Luckily for the Brits, the seasoned Canadian factories were already attuned to operating at high levels of production. Tax advantages and import laws meant that General Motors, Ford, and Chrysler subsidiaries were all long established in Canada, and their initial MCP vehicles were by all accounts a reliable bunch of pre-existing commercial or civilian exports with necessary tweaks for military use. Although initially penned as a temporary venture, MCP production continued through 1942, until the more nuanced Canadian Military Pattern (CMP) designs could effectively take over as common standard during the latter half of the conflict.
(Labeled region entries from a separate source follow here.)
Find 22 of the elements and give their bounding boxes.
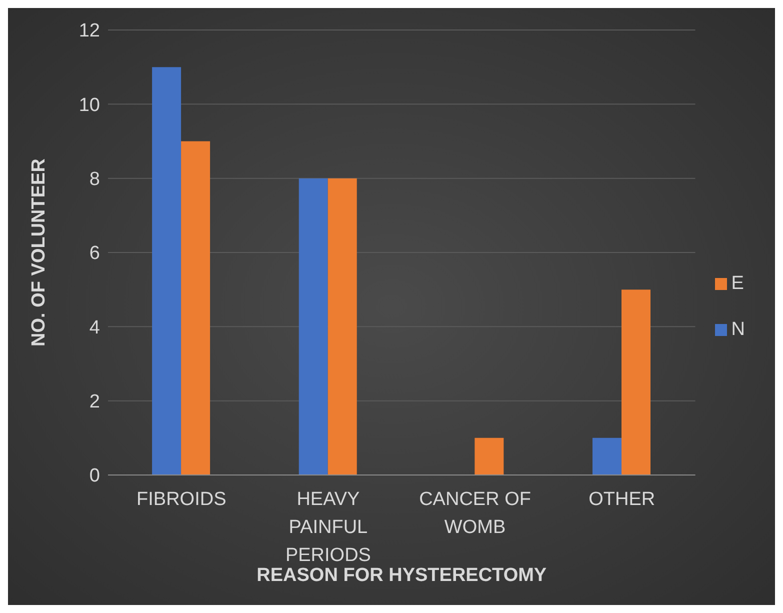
bar — [152, 67, 182, 475]
y-tick-label: 2 — [89, 392, 100, 413]
legend-label: N — [731, 318, 745, 340]
y-tick-label: 12 — [78, 20, 100, 42]
y-axis-title: NO. OF VOLUNTEER — [28, 158, 50, 346]
y-tick-label: 4 — [89, 317, 100, 338]
x-axis-title: REASON FOR HYSTERECTOMY — [256, 565, 547, 586]
bar — [298, 178, 328, 475]
bar — [474, 438, 504, 475]
x-tick-label: CANCER OF WOMB — [419, 489, 531, 538]
y-tick-label: 8 — [89, 169, 100, 190]
y-tick-label: 6 — [89, 243, 100, 264]
y-tick-label: 0 — [89, 466, 100, 487]
bar — [181, 141, 210, 475]
x-tick-label: FIBROIDS — [136, 489, 226, 510]
legend-label: E — [731, 272, 744, 294]
x-tick-label: HEAVY PAINFUL PERIODS — [285, 489, 371, 566]
bar — [621, 290, 650, 475]
bar — [328, 178, 357, 475]
x-tick-label: OTHER — [588, 489, 656, 510]
y-tick-label: 10 — [78, 94, 100, 116]
bar — [592, 438, 622, 475]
Available figures suggest that over 800,000 vehicles came from GM, Ford, and Chrysler of Canada during the war—a little over 300,000 of which were MCPs. That’s incredible in its own right, considering so much of the contemporary workforce left after enlisting, nearly 10 percent of the entire Canadian population at that time. Like many other facilities, Oshawa relied heavily upon female workers to fill up the assembly lines.
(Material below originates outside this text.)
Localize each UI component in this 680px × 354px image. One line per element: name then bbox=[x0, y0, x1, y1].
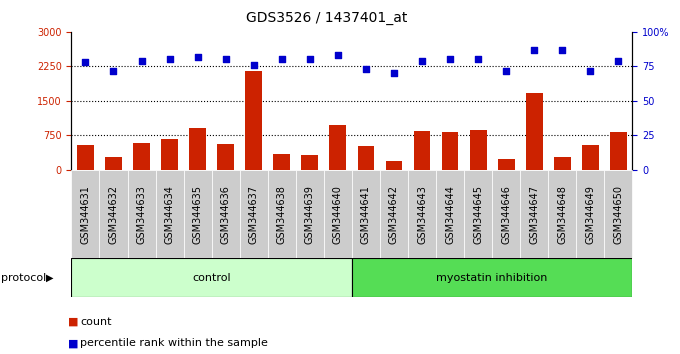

This ’41 Chevy 1543 GS pickup is said to have originally landed in the hands of Britain’s Royal Air Force. The weight displacement front to rear, combined with a dually rear-wheel drivetrain, makes this rig most effective under heavy load on hard surfaces. Its most obvious cosmetic flaws seem to be some scarring in the front bumper and a couple of tears in the seat—small grievances, really, that would suggest this pickup likely never left an airfield tarmac once it arrived at its destination.
Power comes from Chevrolet’s tried-and-true 216 Stovebolt Six and four-on-the-floor transmission. The sound-over-speed duo could squeeze out all 90 horses to reach 50 mph at the top end, making it highly unlikely that any of the Tommies clamored to get behind the wheel when rushing to race one another down an open runway.
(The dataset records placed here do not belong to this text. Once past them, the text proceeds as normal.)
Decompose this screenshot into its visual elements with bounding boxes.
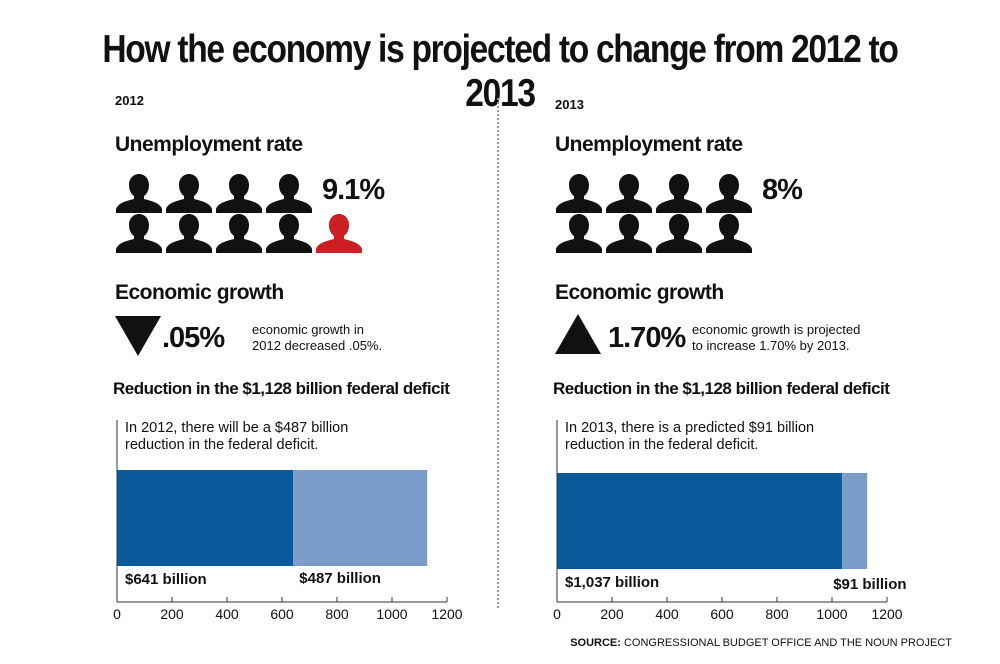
source-label: SOURCE: [570, 637, 621, 649]
deficit-bar-chart: 0 200 400 600 800 1000 1200 $641 billion $487 bi… [113, 420, 463, 620]
bar-label-remaining: $1,037 billion [565, 574, 659, 591]
person-icon [166, 214, 212, 253]
bar-label-reduction: $91 billion [833, 576, 906, 593]
chart-annotation-line1: In 2013, there is a predicted $91 billio… [565, 420, 815, 436]
x-tick-label: 1200 [431, 606, 462, 620]
person-icon [706, 214, 752, 253]
person-icon [266, 174, 312, 213]
person-icon [556, 174, 602, 213]
person-icon [216, 214, 262, 253]
bar-deficit-reduction [842, 473, 868, 569]
bar-label-remaining: $641 billion [125, 571, 207, 588]
chart-annotation-line2: reduction in the federal deficit. [565, 437, 759, 453]
growth-value: .05% [162, 322, 225, 354]
chart-annotation-line1: In 2012, there will be a $487 billion [125, 420, 349, 436]
person-icon [656, 174, 702, 213]
unemployment-value: 9.1% [322, 174, 385, 206]
growth-note-line1: economic growth in [252, 322, 364, 337]
unemployment-heading: Unemployment rate [115, 133, 303, 156]
person-icon [116, 214, 162, 253]
column-divider [497, 98, 499, 608]
x-tick-label: 1000 [816, 606, 847, 620]
x-tick-label: 800 [765, 606, 789, 620]
page-title: How the economy is projected to change f… [102, 28, 899, 115]
x-tick-label: 200 [160, 606, 184, 620]
x-tick-label: 800 [325, 606, 349, 620]
unemployment-value: 8% [762, 174, 803, 206]
source-text: CONGRESSIONAL BUDGET OFFICE AND THE NOUN… [620, 637, 952, 649]
person-icon [606, 214, 652, 253]
year-label: 2013 [555, 97, 584, 112]
x-tick-label: 400 [215, 606, 239, 620]
person-icon [606, 174, 652, 213]
x-tick-label: 0 [113, 606, 121, 620]
deficit-bar-chart: 0 200 400 600 800 1000 1200 $1,037 billion $91 b… [553, 420, 907, 620]
bar-deficit-reduction [293, 470, 428, 566]
x-tick-label: 1000 [376, 606, 407, 620]
unemployment-heading: Unemployment rate [555, 133, 743, 156]
person-icon [266, 214, 312, 253]
growth-value: 1.70% [608, 322, 686, 354]
x-tick-label: 200 [600, 606, 624, 620]
growth-heading: Economic growth [555, 281, 724, 304]
x-tick-label: 0 [553, 606, 561, 620]
person-icon [656, 214, 702, 253]
x-tick-label: 600 [270, 606, 294, 620]
person-icon [706, 174, 752, 213]
chart-annotation-line2: reduction in the federal deficit. [125, 437, 319, 453]
x-tick-label: 1200 [871, 606, 902, 620]
bar-label-reduction: $487 billion [299, 570, 381, 587]
x-tick-label: 600 [710, 606, 734, 620]
source-note: SOURCE: CONGRESSIONAL BUDGET OFFICE AND … [570, 637, 952, 649]
bar-remaining-deficit [117, 470, 294, 566]
bar-remaining-deficit [557, 473, 843, 569]
person-icon [166, 174, 212, 213]
person-icon [216, 174, 262, 213]
growth-note-line1: economic growth is projected [692, 322, 861, 337]
person-icon [116, 174, 162, 213]
triangle-down-icon [115, 316, 161, 356]
growth-note-line2: 2012 decreased .05%. [252, 338, 383, 353]
person-icon [556, 214, 602, 253]
growth-note-line2: to increase 1.70% by 2013. [692, 338, 850, 353]
growth-heading: Economic growth [115, 281, 284, 304]
year-label: 2012 [115, 93, 144, 108]
x-tick-label: 400 [655, 606, 679, 620]
deficit-heading: Reduction in the $1,128 billion federal … [553, 379, 890, 398]
triangle-up-icon [555, 314, 601, 354]
deficit-heading: Reduction in the $1,128 billion federal … [113, 379, 450, 398]
person-icon-unemployed [316, 214, 362, 253]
From a collector’s standpoint, 3-ton MPCs are an important piece of WWII history. For inexperienced collectors seeking entry into the military hobby, it wouldn’t be a bad place to start, either. Prices are fair, and maintenance costs on these pickups would be reasonable, considering most of the parts are interchangeable with other factory commercial and civilian haulers of the era.
While this pickup is lacking the esteem of the name (someone like a MacArthur, or Patton) to elevate itself into WWII lore, it exists as a rare well-conditioned example that represents the many trucks of its kind which did not survive to the present day. It was once in the hands of resilient workers, fighters, and patriots, and that’s worth honoring.